Because the U.S. Congress and White House were unable to reach a budget deal, President Obama had to sign off on sequestration, meaning numerous automatic spending cuts. This issue is basically a self-imposed crisis Congress created for itself when it couldn’t reach a long-term fiscal cliff deal in the last Congress. Perhaps Democrats were naive in thinking the GOP would never allow deep spending cuts to the Pentagon, but here we are, half a week after the sequestration deadline passed, and still no solution. The impact of sequestration will most likely be felt starting in the beginning of April. There will be longer lines at airports, since TSA funding will be slashed. There will be fewer flights, since there also be fewer air traffic controllers. Teachers will be laid off. States will lose federal funding for police and firefighters. And the list goes on.

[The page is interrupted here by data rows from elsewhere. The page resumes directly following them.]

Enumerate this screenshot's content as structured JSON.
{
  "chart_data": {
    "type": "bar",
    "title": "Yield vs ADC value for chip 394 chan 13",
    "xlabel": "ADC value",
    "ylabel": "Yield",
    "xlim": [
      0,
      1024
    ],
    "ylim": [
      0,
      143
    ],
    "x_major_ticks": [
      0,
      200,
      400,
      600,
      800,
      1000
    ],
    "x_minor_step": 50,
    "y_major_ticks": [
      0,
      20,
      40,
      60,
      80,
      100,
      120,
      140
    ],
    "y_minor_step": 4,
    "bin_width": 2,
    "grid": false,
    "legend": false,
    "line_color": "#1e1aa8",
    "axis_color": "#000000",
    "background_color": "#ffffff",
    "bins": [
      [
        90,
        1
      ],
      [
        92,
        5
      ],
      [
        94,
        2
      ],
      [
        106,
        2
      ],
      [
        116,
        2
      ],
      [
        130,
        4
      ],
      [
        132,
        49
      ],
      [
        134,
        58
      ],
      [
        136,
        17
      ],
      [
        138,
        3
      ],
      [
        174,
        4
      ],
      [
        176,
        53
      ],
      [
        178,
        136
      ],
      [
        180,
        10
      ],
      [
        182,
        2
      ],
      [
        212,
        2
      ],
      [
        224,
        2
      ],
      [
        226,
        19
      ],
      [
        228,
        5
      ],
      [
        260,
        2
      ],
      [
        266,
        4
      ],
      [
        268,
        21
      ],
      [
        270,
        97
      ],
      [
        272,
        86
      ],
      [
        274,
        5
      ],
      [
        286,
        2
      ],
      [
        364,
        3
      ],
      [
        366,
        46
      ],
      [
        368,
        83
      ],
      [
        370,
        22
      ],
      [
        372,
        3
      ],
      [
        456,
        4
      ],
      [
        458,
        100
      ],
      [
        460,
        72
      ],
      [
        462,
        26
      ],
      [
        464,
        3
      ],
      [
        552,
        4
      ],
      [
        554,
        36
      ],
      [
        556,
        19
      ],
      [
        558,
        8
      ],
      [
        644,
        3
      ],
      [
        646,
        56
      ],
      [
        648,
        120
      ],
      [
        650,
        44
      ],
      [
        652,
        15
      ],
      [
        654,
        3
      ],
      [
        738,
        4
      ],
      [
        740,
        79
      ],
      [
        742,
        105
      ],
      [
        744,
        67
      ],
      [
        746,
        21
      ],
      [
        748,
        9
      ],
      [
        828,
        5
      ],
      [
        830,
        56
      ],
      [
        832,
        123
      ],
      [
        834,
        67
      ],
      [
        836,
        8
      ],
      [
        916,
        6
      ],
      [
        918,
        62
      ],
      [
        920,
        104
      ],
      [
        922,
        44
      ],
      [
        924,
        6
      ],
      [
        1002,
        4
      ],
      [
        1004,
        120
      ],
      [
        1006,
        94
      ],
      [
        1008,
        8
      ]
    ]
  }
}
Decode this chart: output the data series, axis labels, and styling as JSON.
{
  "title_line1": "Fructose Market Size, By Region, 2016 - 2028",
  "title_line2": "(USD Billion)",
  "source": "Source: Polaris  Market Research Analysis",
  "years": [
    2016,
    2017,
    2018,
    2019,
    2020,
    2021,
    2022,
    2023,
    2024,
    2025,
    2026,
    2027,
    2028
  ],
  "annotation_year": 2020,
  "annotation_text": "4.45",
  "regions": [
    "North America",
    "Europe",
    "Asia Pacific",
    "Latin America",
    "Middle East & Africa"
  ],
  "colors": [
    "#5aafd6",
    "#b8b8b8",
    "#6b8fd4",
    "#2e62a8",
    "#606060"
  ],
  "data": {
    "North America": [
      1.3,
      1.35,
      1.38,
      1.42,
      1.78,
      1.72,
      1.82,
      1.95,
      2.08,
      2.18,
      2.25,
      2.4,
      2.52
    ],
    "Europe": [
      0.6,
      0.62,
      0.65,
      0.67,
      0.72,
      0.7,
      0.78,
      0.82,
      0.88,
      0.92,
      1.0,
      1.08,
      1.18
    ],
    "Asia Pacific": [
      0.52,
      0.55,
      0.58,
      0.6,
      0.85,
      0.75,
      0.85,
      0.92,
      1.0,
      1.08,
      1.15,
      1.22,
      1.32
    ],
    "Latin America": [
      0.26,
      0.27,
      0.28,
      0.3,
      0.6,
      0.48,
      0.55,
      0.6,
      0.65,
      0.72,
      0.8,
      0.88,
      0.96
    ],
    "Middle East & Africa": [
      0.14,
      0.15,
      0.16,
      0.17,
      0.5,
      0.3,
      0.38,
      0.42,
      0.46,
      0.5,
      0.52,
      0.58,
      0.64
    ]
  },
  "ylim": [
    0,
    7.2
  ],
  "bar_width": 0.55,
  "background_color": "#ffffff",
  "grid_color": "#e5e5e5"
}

The impact of sequestration is already being felt here in northeast, Pennsylvania. The Wilkes-Barre-based paper, The Citizens’ Voice, has a front page story today that Tobyhanna Army Depot, one of the largest employers in the region, is set to unveil $309 million in budget cuts, resulting in the furloughs of 5,136 civilian employees. According to the article, “Facility managers and the unions are working on the details of the furlough, in which the 5,136 employees will be required to take 22 non-consecutive furlough days between late April and Sept. 30 unless the federal budget impasse in Washington, D.C., is solved.”

What’s especially alarming is that Congress has more impending deadlines, including the debt ceiling. This week, House Speaker John Boehner said something needs to be done to ensure there is not one crisis after the other. However, I am skeptical he will get his Congress and its Tea Party wing to really pass a long-term plan that has the support of some Democrats and avoids another self-imposed crisis. This sequestration and the failure to resolve it has only increased tensions on the Hill.

Ironically, the stock market broke a record yesterday, as the Dow Jones soared to an all-time high. Since 2007, corporate profits have been skyrocketing, but job creation remains dismal and the unemployment rate remains stuck at 7.8-8 percent. Meanwhile, if this sequestration issue is not resolved, then middle and low-income workers will be hit the hardest, as evidenced by the article today in The Citizens’ Voice.